Pink

I wake to rain knowing that today will not be my day. My alarm does not go off when it should, so I am late to work. I rush out the door just to get stuck in traffic. Traffic that I would have missed if only my alarm worked.

I suppose it’s just life: everything not working the way you think it should. I sit here now in a cubicle surrounded by many other cubicles. My job is a meaningless job: I’m not really sure what the point of my job is though I do not question it in fear of losing my job. I hate my job but what else can you do: quit?

The coffee tastes like lukewarm water with bits of black floating on the surface. The dark water has no taste and the effects of the caffeine no longer do anything for me. I drink it because it’s part of my routine. Like brushing my teeth and parking in the same parking spot at work my routine is fixed. I go through each day knowing that there is comfort in the mundane.

I input numbers into a computer. Numbers that are not real numbers. They represent something but the numbers themselves have no function. The need for the numbers ended years ago. Now, I have a job because no one has the nerve to question the numbers.

I go home each day to an apartment. I read from one of the books on the shelves in my home office.

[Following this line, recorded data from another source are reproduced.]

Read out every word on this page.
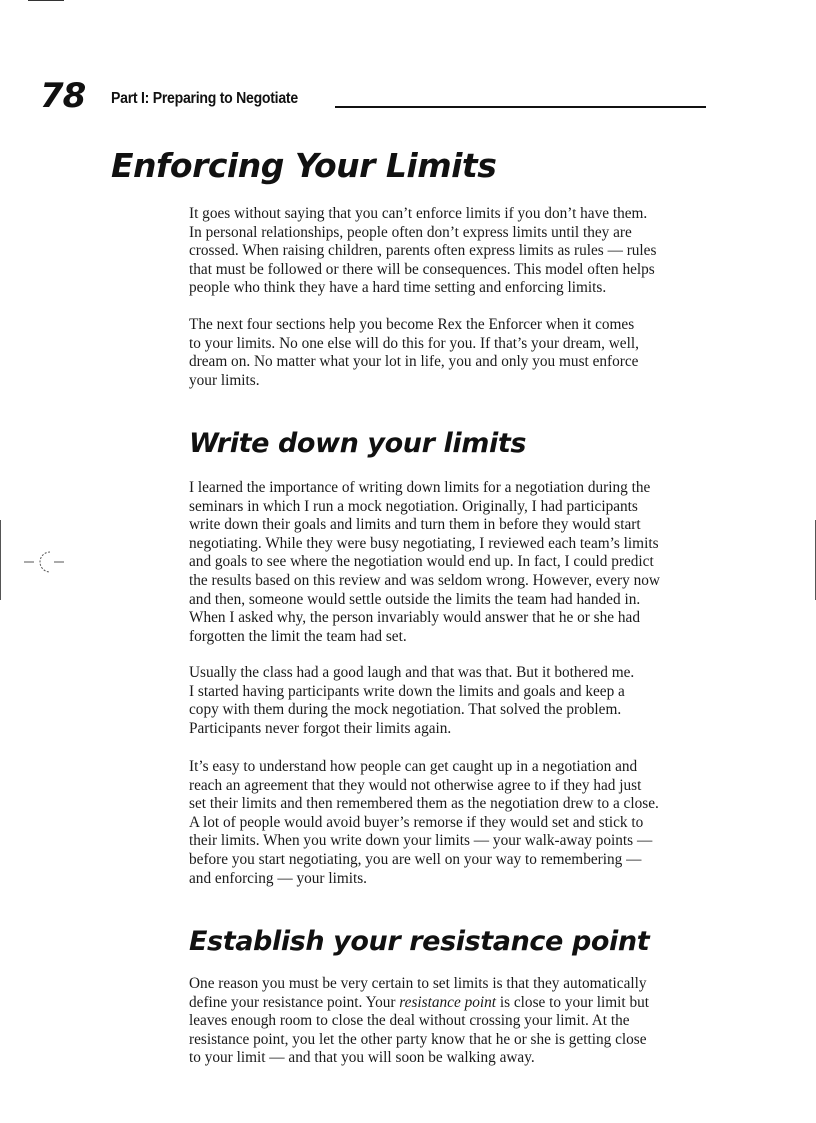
78 Part I: Preparing to Negotiate
Enforcing Your Limits
It goes without saying that you can’t enforce limits if you don’t have them.
In personal relationships, people often don’t express limits until they are
crossed. When raising children, parents often express limits as rules — rules
that must be followed or there will be consequences. This model often helps
people who think they have a hard time setting and enforcing limits.
The next four sections help you become Rex the Enforcer when it comes
to your limits. No one else will do this for you. If that’s your dream, well,
dream on. No matter what your lot in life, you and only you must enforce
your limits.
Write down your limits
I learned the importance of writing down limits for a negotiation during the
seminars in which I run a mock negotiation. Originally, I had participants
write down their goals and limits and turn them in before they would start
negotiating. While they were busy negotiating, I reviewed each team’s limits
and goals to see where the negotiation would end up. In fact, I could predict
the results based on this review and was seldom wrong. However, every now
and then, someone would settle outside the limits the team had handed in.
When I asked why, the person invariably would answer that he or she had
forgotten the limit the team had set.
Usually the class had a good laugh and that was that. But it bothered me.
I started having participants write down the limits and goals and keep a
copy with them during the mock negotiation. That solved the problem.
Participants never forgot their limits again.
It’s easy to understand how people can get caught up in a negotiation and
reach an agreement that they would not otherwise agree to if they had just
set their limits and then remembered them as the negotiation drew to a close.
A lot of people would avoid buyer’s remorse if they would set and stick to
their limits. When you write down your limits — your walk-away points —
before you start negotiating, you are well on your way to remembering —
and enforcing — your limits.
Establish your resistance point
One reason you must be very certain to set limits is that they automatically
define your resistance point. Your resistance point is close to your limit but
leaves enough room to close the deal without crossing your limit. At the
resistance point, you let the other party know that he or she is getting close
to your limit — and that you will soon be walking away.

In the corner of my office is the typewriter that I once typed what I dreamt would become the next great, American, novel. The first page is still in the machine: blank.

All of this changed one day. I sat in the laundry room of my apartments waiting for the buzzer of the machine to announce that my clothes were done. I Was stressed over a new memo. A memo that announced the end to my department. They were no longer interested in the numbers.

When the machine finally announced that I could remove the wet contents, transplant them to a dryer I stood, yawned, and opened the lid. At first I was unaware of the change. The color was not as apparent to me in my state of shock. Pink. Not just one thing, but everything. My clothes, all of my clothes had turned pink. Would people consider this a bold statement about sexuality or masculinity?

The next day I showed up at work to receive my pink slip wearing my pink clothes. A statement about the work force? Shall pink be the new color of rebellion?